Agfa Introduces a New Breed of Print Predator at FESPA 2025

When I visited the Agfa stand last week, their new printing machines weren’t just flexing—they were showing their teeth. With two new apex additions to its inkjet line-up, Agfa feels like a force of technical prowess and strategic coherence.

The Jeti Tauro H3300 XUHS – the largest and most muscular of the Tauro pride – charges ahead at up to 1,280 m² per hour, driven by a 12-row print-head carriage and cured entirely with UV-LEDs, a shift that trims energy use by roughly 60 percent compared with mercury-lamp predecessors. Automation options abound: the MAX Flex roll-to-roll module lets operators switch from rigid boards to 3.3 m rolls without stopping, while dual MAX Bots can handle up to 150 load cycles an hour, keeping media flowing through multiple shifts.

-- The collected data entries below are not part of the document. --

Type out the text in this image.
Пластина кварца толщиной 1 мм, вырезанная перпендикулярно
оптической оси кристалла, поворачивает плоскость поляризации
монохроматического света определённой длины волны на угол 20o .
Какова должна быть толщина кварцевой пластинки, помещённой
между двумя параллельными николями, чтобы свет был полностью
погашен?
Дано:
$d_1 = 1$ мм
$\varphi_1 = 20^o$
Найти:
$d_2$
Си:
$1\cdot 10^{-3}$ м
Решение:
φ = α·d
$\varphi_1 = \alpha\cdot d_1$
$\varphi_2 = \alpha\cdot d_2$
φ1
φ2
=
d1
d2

Primer, varnish and extended-vacuum modes add bite for corrugated and specialty substrates.

The Onset Panthera FB3216 prowls the true-flatbed niche with a 3.22 × 1.6 m table and a top throughput of 1,514 m² per hour. LED curing delivers high-gloss finishes while widening the heat-sensitive media window, and the bed-wide print bar eliminates bi-directional artefacts in a single pass. A menu of loaders, lay-tables and robots enables anything from manual one-offs to fully automated, double-sided, 1 mm-registration work.

 ‘Customers keep asking for more speed with less energy—and for one partner to take full responsibility,’ noted Mike Horsten, Global Marketing Manager, Digital Printing Solutions & Chemicals. ‘Keeping press, inks, workflow and service in one coordinated pack, led by a single alpha, means every part of the job runs in step.’

By the final day, every demo printer on the stand sported a SOLD sign—two Italian buyers reportedly raced for the first Panthera slot. Lead times run three–four weeks for factory build and three–six weeks for on-site installation once components arrive.

Agfa’s strategy is bigger than raw speed. Asanti 7 underpins every live demo, using intelligent nesting to curb off-cuts and a new sustainability tracker, integrated with Dataline’s MultiPress MIS/ERP, to serve up a CO₂ score for every job. Thin-Ink-Layer algorithms also further cut ink consumption.

The rest of the Agfa stand:

  • Anapurna Ciervo H2050 and H2500 mark the 20‑year milestone of the Anapurna family, offering output speeds of 133 m²/hr and 169 m²/hr respectively.

  • SpeedSet Orca 1060 produces up to 11,000 B1 sheets per hour with water‑based inks for folding‑carton and micro‑flute applications.

Asked about the road ahead, Horsten kept specifics under wraps—Agfa is a publicly listed firm after all—but offered a teaser: ‘You’ll see two more devices before the year is out, plus deeper integration of our single-pass technology into packaging. The goal is simple: extend the pride, keep it swift and keep it lean.’